November 10, 2001 - Ensenada, B.C., Mexico: Driving like the wind, Team Hummer's Roger Norman overcame a 45 minute deficit in the final 200 miles of the 34th Annual SCORE Baja 1000 to win the Full Stock production class by seventeen minutes. Team drivers Chad Hall and Roger Norman finished the grueling 1000-Kilometer course in just over 22 hours, 22 minutes which also netted a third place finish for team owner Rod Hall in the #879 Hummer SUV. Fourth in class went to John Griffin of Mission Viejo, Calif. in his independently owned and Rod Hall built Hummer soft-top demonstrating once again that Hummer is the ultimate 4-wheel drive vehicle.

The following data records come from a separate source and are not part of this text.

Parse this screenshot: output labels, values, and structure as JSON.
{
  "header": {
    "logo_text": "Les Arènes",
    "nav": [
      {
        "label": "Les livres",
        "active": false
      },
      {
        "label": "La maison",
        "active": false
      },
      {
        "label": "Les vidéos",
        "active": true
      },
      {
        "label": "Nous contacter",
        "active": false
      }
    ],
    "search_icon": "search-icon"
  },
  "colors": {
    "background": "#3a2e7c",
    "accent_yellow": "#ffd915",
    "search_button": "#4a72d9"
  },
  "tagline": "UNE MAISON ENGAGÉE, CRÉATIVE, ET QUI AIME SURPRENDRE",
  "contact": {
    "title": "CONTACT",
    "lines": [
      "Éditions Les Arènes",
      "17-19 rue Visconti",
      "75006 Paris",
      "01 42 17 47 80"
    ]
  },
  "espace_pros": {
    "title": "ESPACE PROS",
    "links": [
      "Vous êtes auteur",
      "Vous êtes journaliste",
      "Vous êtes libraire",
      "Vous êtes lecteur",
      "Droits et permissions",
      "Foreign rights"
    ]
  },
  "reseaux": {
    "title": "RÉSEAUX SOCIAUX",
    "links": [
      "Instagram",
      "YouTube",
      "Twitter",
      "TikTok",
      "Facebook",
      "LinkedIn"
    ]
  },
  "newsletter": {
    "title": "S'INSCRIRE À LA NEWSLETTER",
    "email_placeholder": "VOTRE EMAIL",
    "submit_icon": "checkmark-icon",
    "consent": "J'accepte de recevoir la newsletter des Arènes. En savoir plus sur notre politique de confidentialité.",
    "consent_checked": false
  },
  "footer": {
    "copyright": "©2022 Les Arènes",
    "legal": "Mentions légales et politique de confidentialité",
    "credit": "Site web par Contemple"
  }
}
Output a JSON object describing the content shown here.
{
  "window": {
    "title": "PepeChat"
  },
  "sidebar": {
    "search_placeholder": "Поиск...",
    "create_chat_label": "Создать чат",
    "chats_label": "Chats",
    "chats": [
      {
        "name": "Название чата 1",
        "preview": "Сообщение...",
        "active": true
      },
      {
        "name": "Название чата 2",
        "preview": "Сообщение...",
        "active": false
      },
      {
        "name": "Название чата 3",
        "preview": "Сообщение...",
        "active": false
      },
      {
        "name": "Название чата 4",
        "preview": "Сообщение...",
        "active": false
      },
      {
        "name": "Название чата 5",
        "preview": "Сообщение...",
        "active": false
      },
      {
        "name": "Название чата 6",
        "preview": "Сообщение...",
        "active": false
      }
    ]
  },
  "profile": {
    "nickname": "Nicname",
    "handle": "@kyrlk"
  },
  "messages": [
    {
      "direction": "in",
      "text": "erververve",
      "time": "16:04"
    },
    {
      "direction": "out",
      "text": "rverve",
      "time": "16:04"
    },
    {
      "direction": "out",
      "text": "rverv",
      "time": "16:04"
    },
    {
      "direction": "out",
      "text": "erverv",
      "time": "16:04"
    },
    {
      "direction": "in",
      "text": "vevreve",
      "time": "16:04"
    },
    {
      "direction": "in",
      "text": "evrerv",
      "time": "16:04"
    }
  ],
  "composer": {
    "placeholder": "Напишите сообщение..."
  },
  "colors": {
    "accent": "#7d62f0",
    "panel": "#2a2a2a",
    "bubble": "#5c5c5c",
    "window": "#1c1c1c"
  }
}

Not content to merely take his turn behind the wheel of his #879 Hummer SUV, the senior Hall also signed up to drive the #866 Hummer Pick-up along with son Chad and former teammate, Roger Norman. This win marks the fifth Baja 1000 victory for Team Hummer since 1993, when the Indiana based vehicle manufacturer first decided to engage in competitive off-road racing. It is also the 17th Baja 1000 victory for Rod Hall, who has competed in every one of the 34 events since the inaugural race in 1967 with a phenomenal 50% win ratio. With this victory, Hall becomes the only man in motorsports to have won a major international event in each of the last five decades!

"This was the toughest Baja 1000 course I can remember", said Hall. "There were deep ruts and boulders hidden by piles of silt which we call `gotchas". It was technically very tight and there were traffic jams of race vehicles lined up on two of the large mountains we had to climb; the Summit and Mike's Sky Ranch, and no room to pass. At one of the hills Roy hooked up to three or four buggies and pushed them all over the crest of the hill like a locomotive so we could get on with our own race. When we arrived at the Summit, some guy in a Ford truck came over and offered to pay me to push him up the hill. I told him to stop by the dealership after the race and I'd sell him his own Hummer!"

Of the 229 entries that took the starter's green flag, only 103 or roughly 45% were still running at the finish. According to race director, Roy Davidson, "We didn't really have much in the way of problems with the SUV aside from a wiper motor failure. The Pick-up had a fuel starvation problem, which we were able to correct after about 45 minutes by switching to a mechanical backup pump. Our crew did a hell of a job and aside from those minor issues the trucks performed flawlessly."

The final race of the season for Team Hummer will be Best in the Desert Racing Association's Vegas 200 scheduled for Nov. 30th - Dec. 1st, 2001 in Las Vegas, Nevada.